Abdi Rahman Osman, spokesman for the Islamic Courts Union, said Muse Sudi Yalahow and Bashir Rage left Mogadishu late Friday on a boat and were picked up by a U.S. warship off Somalia's coast early Saturday

U.S. officials have acknowledged backing the warlords against the Islamic group.

The departure of Yalahow and Rage from Mogadishu would mean the 11-member warlord-led Alliance for the Restoration of Peace and Counterterrorism has collapsed.

Most of them have publicly declared their resignations from the group and retreated to their clans or expressed support for the Islamic Courts Union.

On Friday, more than 10,000 Somalis demonstrated against a plan to call in foreign peacekeepers, insisting that an Islamic militia advancing across the country can restore law and order better than an internationally backed government struggling to assert its authority.

The protest, amid signs of a deepening divide between the weak government and the Islamic militia, also was aimed at Ethiopia.

The government's proposal for foreign peacekeepers is limited to troops from Uganda and Sudan in part to allay fears troops from traditional rival Ethiopia would be included in any peacekeeping mission.

But many Somalis think any foreign troop project could be an opening for Ethiopia, seen as an ally of transitional President Abdullahi Yusuf.

Rumors had abounded in Mogadishu of Ethiopia massing troops on the border to intervene on behalf of the U.N.-backed government.
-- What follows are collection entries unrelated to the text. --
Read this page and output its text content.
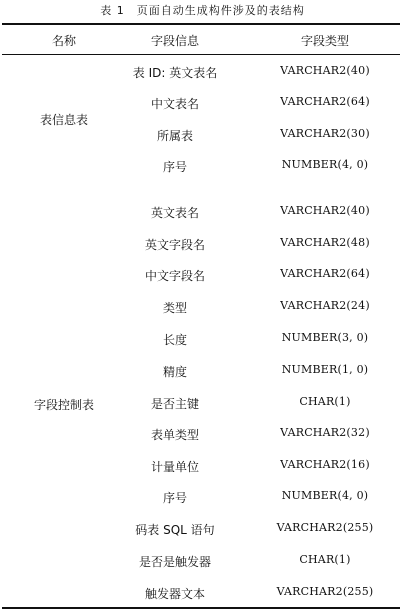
表 1　页面自动生成构件涉及的表结构
名称	字段信息	字段类型
表信息表
表 ID: 英文表名	VARCHAR2(40)
中文表名	VARCHAR2(64)
所属表	VARCHAR2(30)
序号	NUMBER(4, 0)
字段控制表
英文表名	VARCHAR2(40)
英文字段名	VARCHAR2(48)
中文字段名	VARCHAR2(64)
类型	VARCHAR2(24)
长度	NUMBER(3, 0)
精度	NUMBER(1, 0)
是否主键	CHAR(1)
表单类型	VARCHAR2(32)
计量单位	VARCHAR2(16)
序号	NUMBER(4, 0)
码表 SQL 语句	VARCHAR2(255)
是否是触发器	CHAR(1)
触发器文本	VARCHAR2(255)
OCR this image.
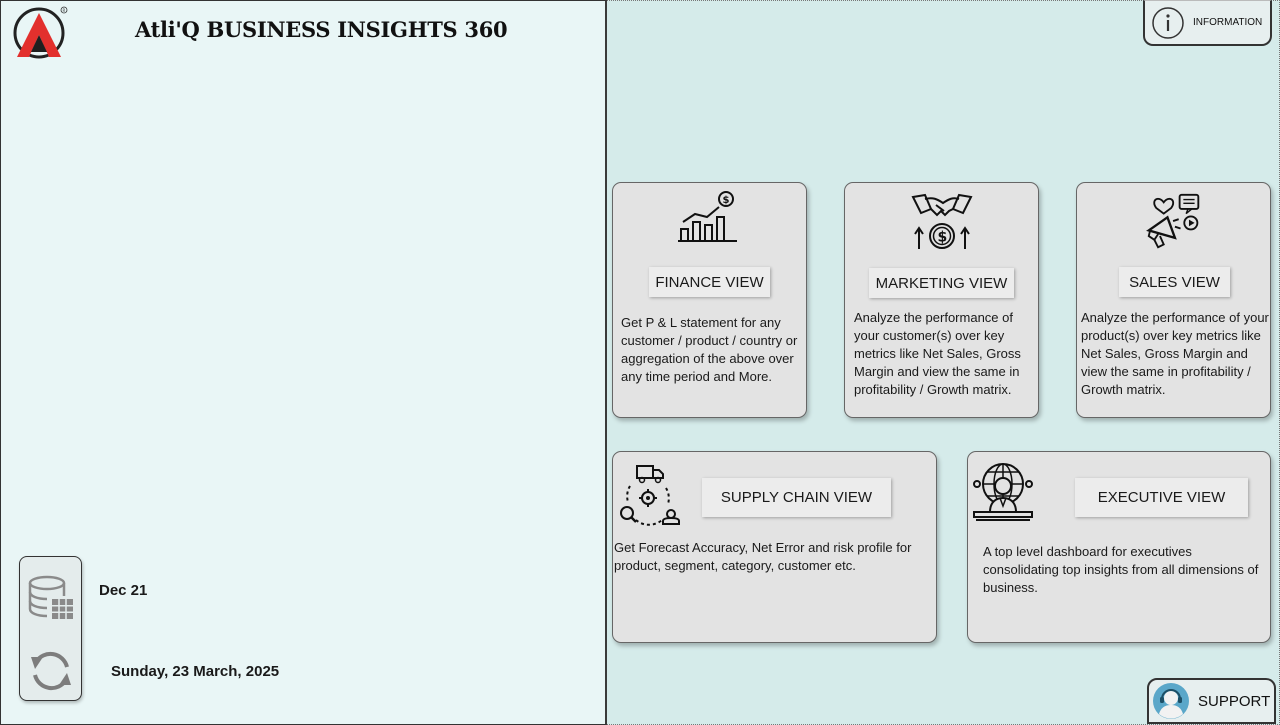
R
Atli'Q BUSINESS INSIGHTS 360
Dec 21
Sunday, 23 March, 2025
INFORMATION
$
FINANCE VIEW
Get P & L statement for any customer / product / country or aggregation of the above over any time period and More.
$
MARKETING VIEW
Analyze the performance of your customer(s) over key metrics like Net Sales, Gross Margin and view the same in profitability / Growth matrix.
SALES VIEW
Analyze the performance of your product(s) over key metrics like Net Sales, Gross Margin and view the same in profitability / Growth matrix.
SUPPLY CHAIN VIEW
Get Forecast Accuracy, Net Error and risk profile for product, segment, category, customer etc.
EXECUTIVE VIEW
A top level dashboard for executives consolidating top insights from all dimensions of business.
SUPPORT
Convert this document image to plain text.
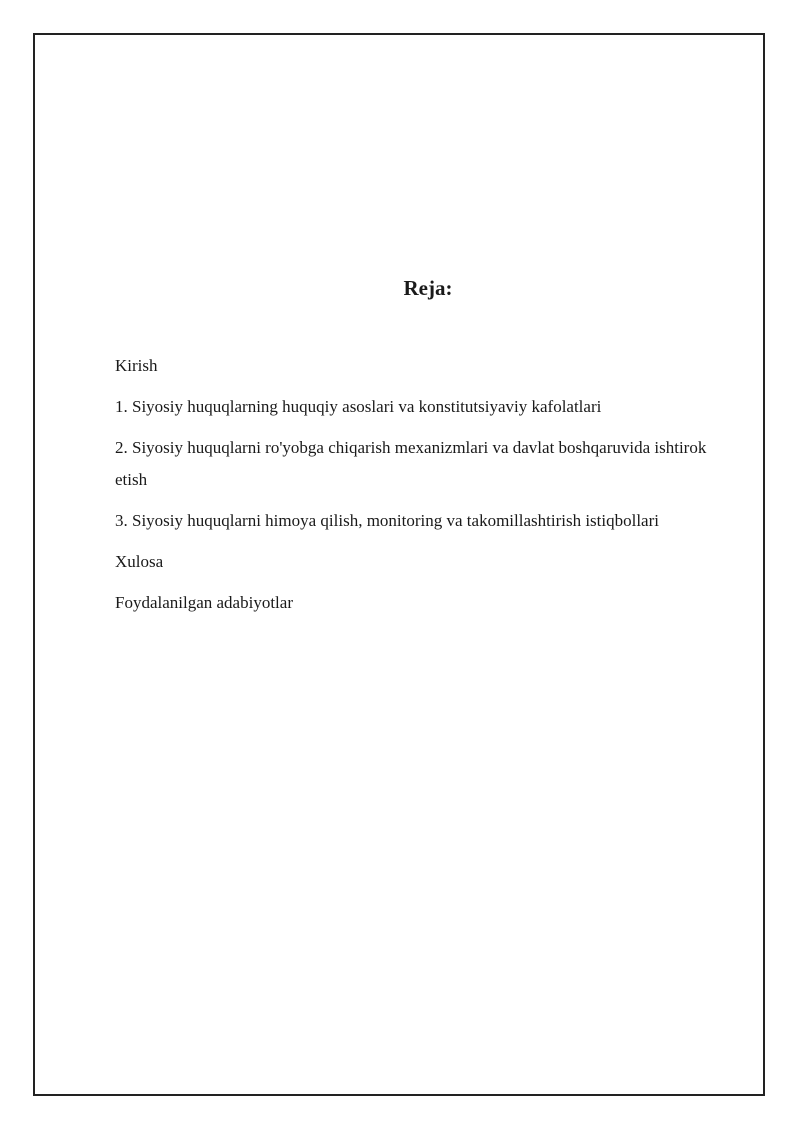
Reja:
Kirish
1. Siyosiy huquqlarning huquqiy asoslari va konstitutsiyaviy kafolatlari
2. Siyosiy huquqlarni ro'yobga chiqarish mexanizmlari va davlat boshqaruvida ishtirok etish
3. Siyosiy huquqlarni himoya qilish, monitoring va takomillashtirish istiqbollari
Xulosa
Foydalanilgan adabiyotlar
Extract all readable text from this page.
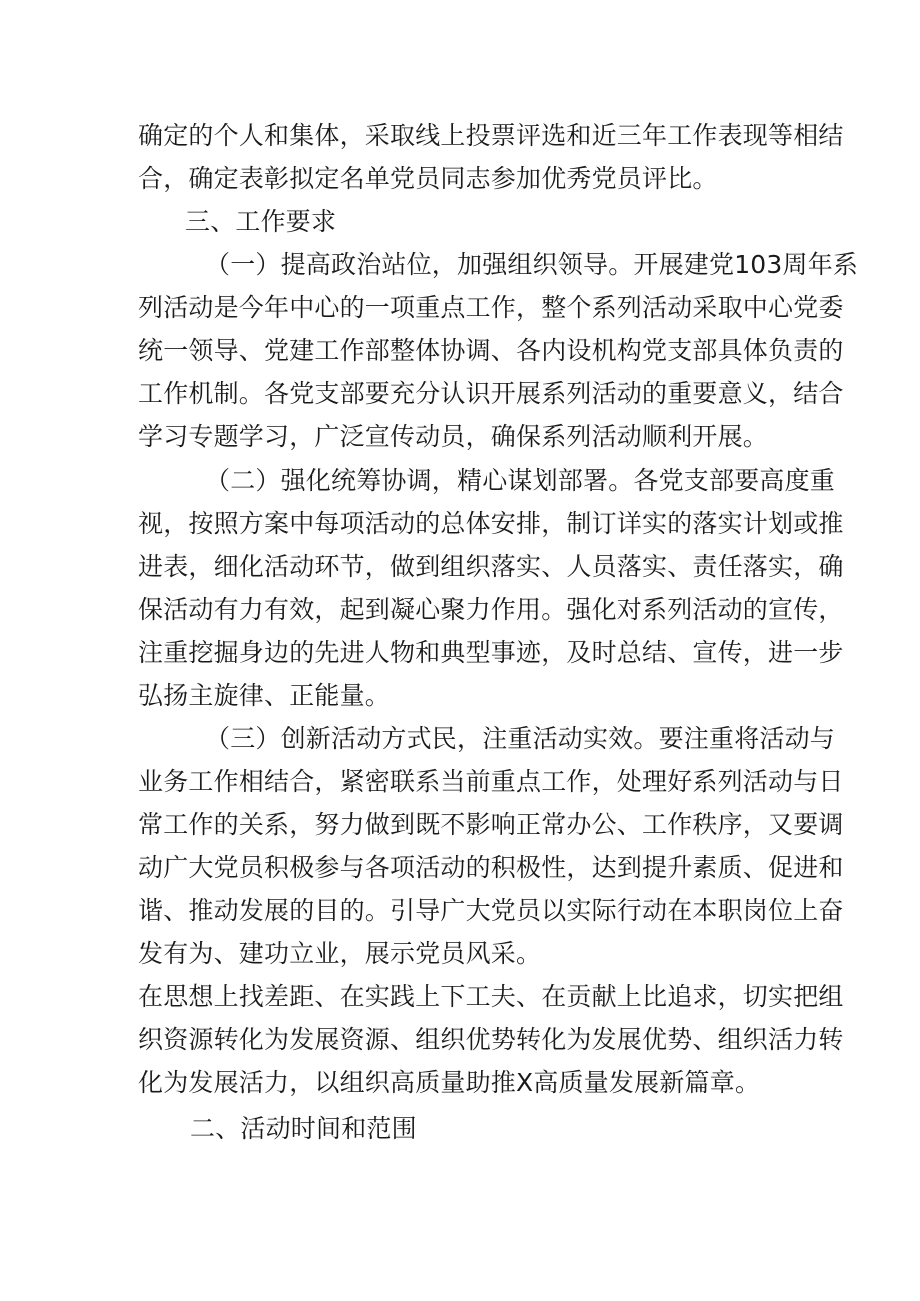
确定的个人和集体，采取线上投票评选和近三年工作表现等相结
合，确定表彰拟定名单党员同志参加优秀党员评比。
三、工作要求
（一）提高政治站位，加强组织领导。开展建党103周年系
列活动是今年中心的一项重点工作，整个系列活动采取中心党委
统一领导、党建工作部整体协调、各内设机构党支部具体负责的
工作机制。各党支部要充分认识开展系列活动的重要意义，结合
学习专题学习，广泛宣传动员，确保系列活动顺利开展。
（二）强化统筹协调，精心谋划部署。各党支部要高度重
视，按照方案中每项活动的总体安排，制订详实的落实计划或推
进表，细化活动环节，做到组织落实、人员落实、责任落实，确
保活动有力有效，起到凝心聚力作用。强化对系列活动的宣传，
注重挖掘身边的先进人物和典型事迹，及时总结、宣传，进一步
弘扬主旋律、正能量。
（三）创新活动方式民，注重活动实效。要注重将活动与
业务工作相结合，紧密联系当前重点工作，处理好系列活动与日
常工作的关系，努力做到既不影响正常办公、工作秩序，又要调
动广大党员积极参与各项活动的积极性，达到提升素质、促进和
谐、推动发展的目的。引导广大党员以实际行动在本职岗位上奋
发有为、建功立业，展示党员风采。
在思想上找差距、在实践上下工夫、在贡献上比追求，切实把组
织资源转化为发展资源、组织优势转化为发展优势、组织活力转
化为发展活力，以组织高质量助推X高质量发展新篇章。
二、活动时间和范围
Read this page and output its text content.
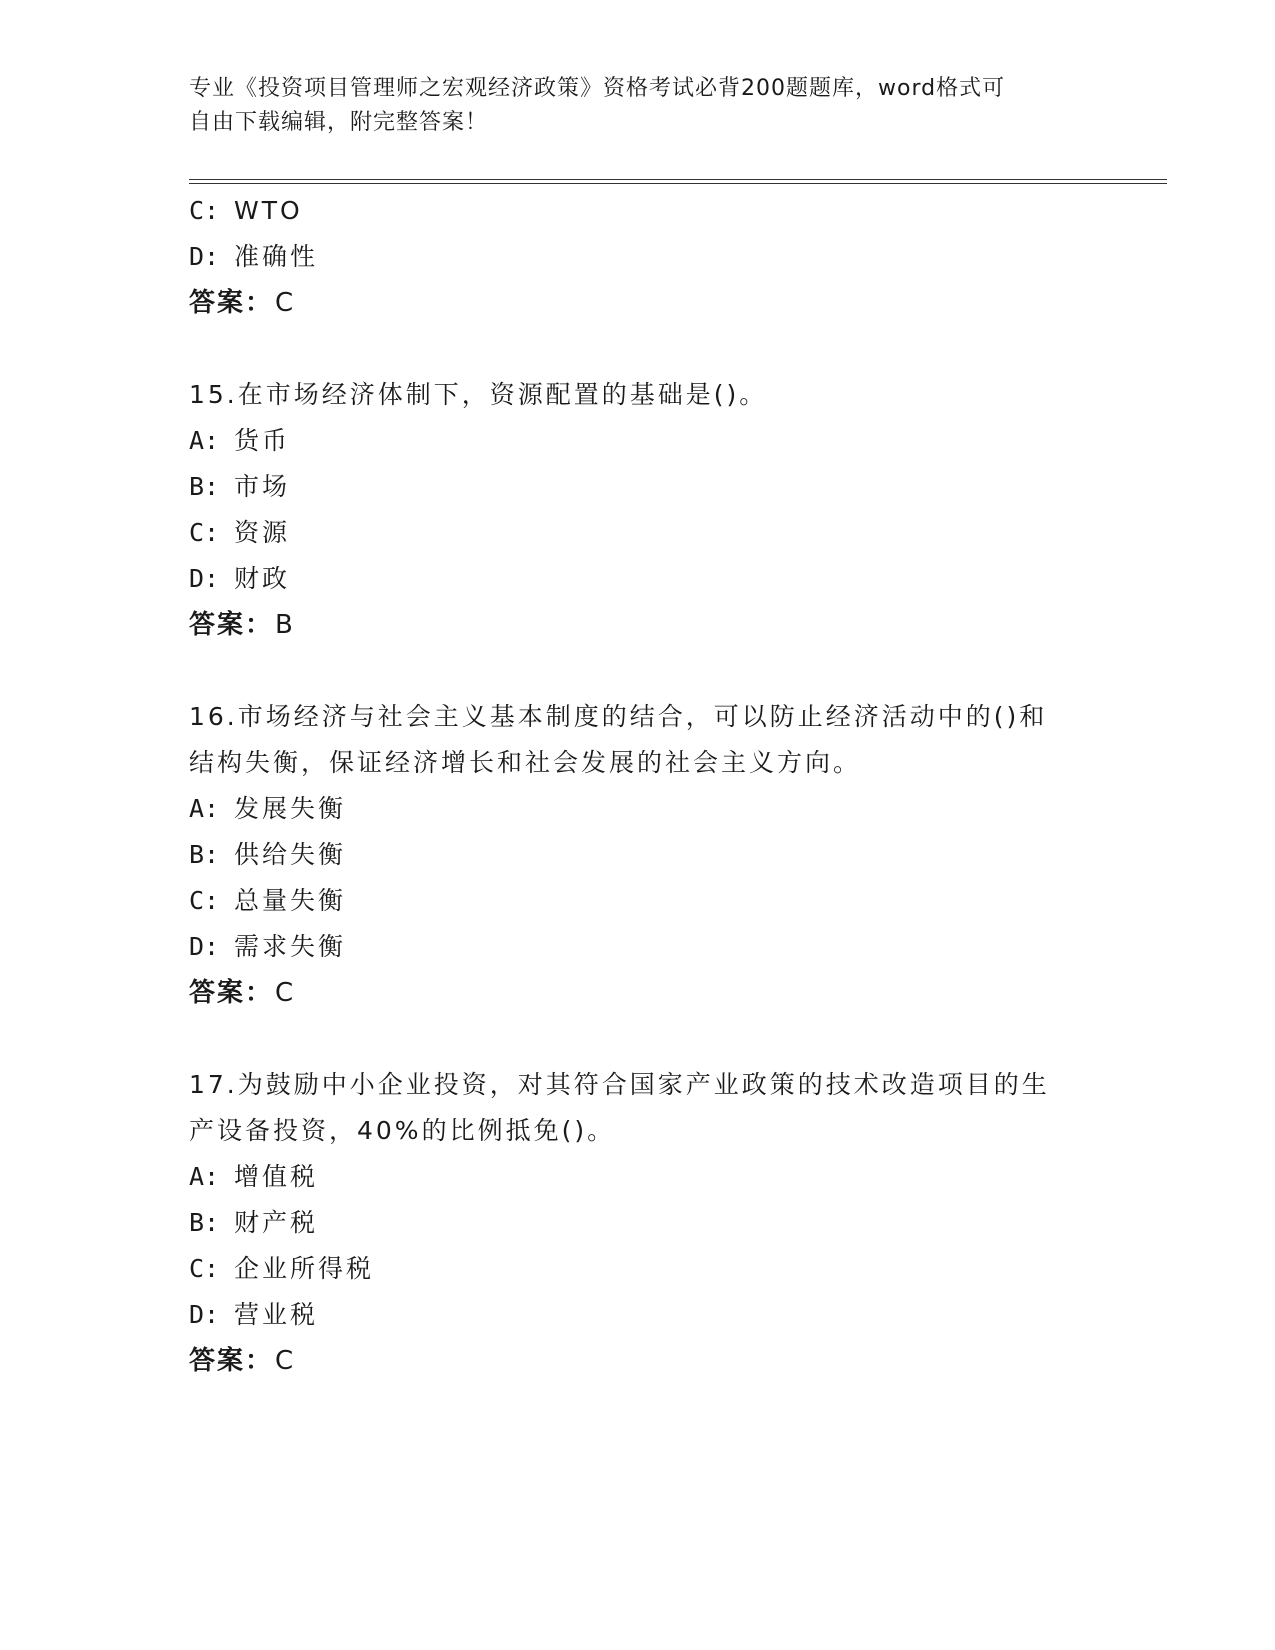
专业《投资项目管理师之宏观经济政策》资格考试必背200题题库，word格式可
自由下载编辑，附完整答案！
C: WTO
D: 准确性
答案：C
15.在市场经济体制下，资源配置的基础是()。
A: 货币
B: 市场
C: 资源
D: 财政
答案：B
16.市场经济与社会主义基本制度的结合，可以防止经济活动中的()和
结构失衡，保证经济增长和社会发展的社会主义方向。
A: 发展失衡
B: 供给失衡
C: 总量失衡
D: 需求失衡
答案：C
17.为鼓励中小企业投资，对其符合国家产业政策的技术改造项目的生
产设备投资，40%的比例抵免()。
A: 增值税
B: 财产税
C: 企业所得税
D: 营业税
答案：C
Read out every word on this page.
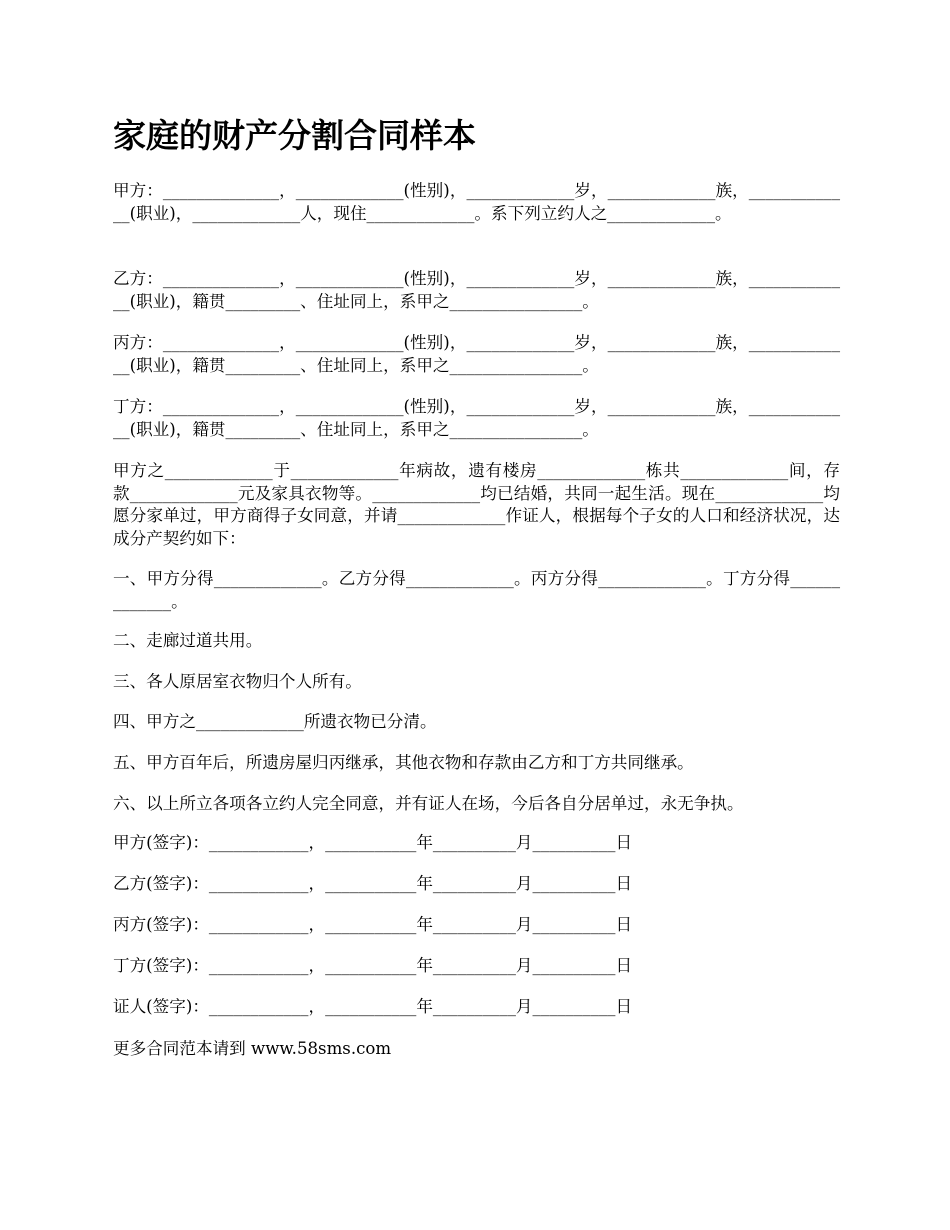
家庭的财产分割合同样本

甲方：______________，_____________(性别)，_____________岁，_____________族，_____________(职业)，_____________人，现住_____________。系下列立约人之_____________。

乙方：______________，_____________(性别)，_____________岁，_____________族，_____________(职业)，籍贯_________、住址同上，系甲之________________。

丙方：______________，_____________(性别)，_____________岁，_____________族，_____________(职业)，籍贯_________、住址同上，系甲之________________。

丁方：______________，_____________(性别)，_____________岁，_____________族，_____________(职业)，籍贯_________、住址同上，系甲之________________。

甲方之_____________于_____________年病故，遗有楼房_____________栋共_____________间，存款_____________元及家具衣物等。_____________均已结婚，共同一起生活。现在_____________均愿分家单过，甲方商得子女同意，并请_____________作证人，根据每个子女的人口和经济状况，达成分产契约如下：

一、甲方分得_____________。乙方分得_____________。丙方分得_____________。丁方分得_____________。

二、走廊过道共用。

三、各人原居室衣物归个人所有。

四、甲方之_____________所遗衣物已分清。

五、甲方百年后，所遗房屋归丙继承，其他衣物和存款由乙方和丁方共同继承。

六、以上所立各项各立约人完全同意，并有证人在场，今后各自分居单过，永无争执。

甲方(签字)：____________，___________年__________月__________日

乙方(签字)：____________，___________年__________月__________日

丙方(签字)：____________，___________年__________月__________日

丁方(签字)：____________，___________年__________月__________日

证人(签字)：____________，___________年__________月__________日

更多合同范本请到 www.58sms.com
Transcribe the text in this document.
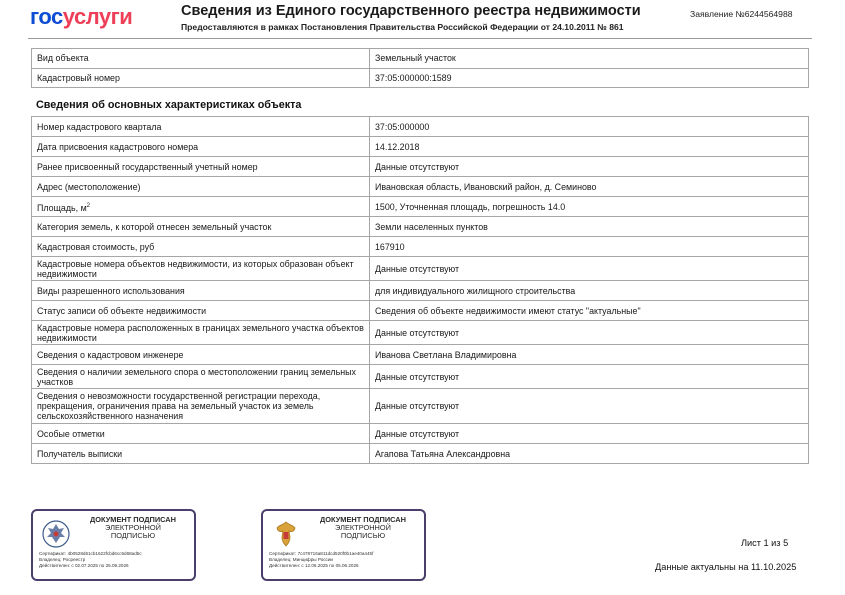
госуслуги	Сведения из Единого государственного реестра недвижимости
Предоставляются в рамках Постановления Правительства Российской Федерации от 24.10.2011 № 861
Заявление №6244564988
Вид объекта	Земельный участок
Кадастровый номер	37:05:000000:1589
Сведения об основных характеристиках объекта
Номер кадастрового квартала	37:05:000000
Дата присвоения кадастрового номера	14.12.2018
Ранее присвоенный государственный учетный номер	Данные отсутствуют
Адрес (местоположение)	Ивановская область, Ивановский район, д. Семиново
Площадь, $м^2$	1500, Уточненная площадь, погрешность 14.0
Категория земель, к которой отнесен земельный участок	Земли населенных пунктов
Кадастровая стоимость, руб	167910
Кадастровые номера объектов недвижимости, из которых образован объект недвижимости	Данные отсутствуют
Виды разрешенного использования	для индивидуального жилищного строительства
Статус записи об объекте недвижимости	Сведения об объекте недвижимости имеют статус "актуальные"
Кадастровые номера расположенных в границах земельного участка объектов недвижимости	Данные отсутствуют
Сведения о кадастровом инженере	Иванова Светлана Владимировна
Сведения о наличии земельного спора о местоположении границ земельных участков	Данные отсутствуют
Сведения о невозможности государственной регистрации перехода, прекращения, ограничения права на земельный участок из земель сельскохозяйственного назначения	Данные отсутствуют
Особые отметки	Данные отсутствуют
Получатель выписки	Агапова Татьяна Александровна
ДОКУМЕНТ ПОДПИСАН
ЭЛЕКТРОННОЙ
ПОДПИСЬЮ
Сертификат: 4b0528d61cb1622fcbd6cc6d68ad5c
Владелец: Росреестр
Действителен: с 02.07.2025 по 25.09.2026
ДОКУМЕНТ ПОДПИСАН
ЭЛЕКТРОННОЙ
ПОДПИСЬЮ
Сертификат: 7c478716a811dcd520f0b1ae40a445f
Владелец: Минцифры России
Действителен: с 12.06.2025 по 05.06.2026
Лист 1 из 5
Данные актуальны на 11.10.2025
Sheik Abdulkadir Ali Omar, the deputy chairman of the Islamic Courts Union, told journalists Friday that his group rejected the idea of peacekeepers.

While differing on the contentious point of peacekeepers, Omar said his group had no intention of setting up a competing national government and that its goals were limited to ending the anarchy and violence besetting this country of 8 million people.

Somalia has been without an effective central government since the fall of dictator Mohamed Siad Barre in 1991.

The Islamic group's only competition for control of southern Somalia is Yusuf's transitional government.

Yusuf's government is supported by Somalia's neighbors, the United Nations, the United States and the European Union, so opposing it could mean regional and international isolation and possibly crippling sanctions for any administration the Islamic forces try to build.

The transitional government, whose military consists of little more than the president's personal militia, has watched from the sidelines as the Islamic forces overcame a coalition of secular warlords to take control of southern Somalia.

The government is based on Baidoa, 155 miles northwest of the capital, Mogadishu, because of instability in Mogadishu.

Omar said that all Somalis were Muslim, their culture was Islam and that he expected any new government to recognize that fact, but he insisted he wanted Somalis to decide what form a new government should take.

But there appeared to be some division within the union.

Sheik Ali Deere, an influential cleric who founded the first Islamic court in 1996, told Friday's demonstration: "We want to work (as a group) on the basis of Islam. We are against a secular constitution and foreign intervention."

Such rhetoric has fueled concerns that Islamic extremists will establish a Taliban-style government. U.S. President George W. Bush has expressed concern about Somalia becoming a haven for terrorists.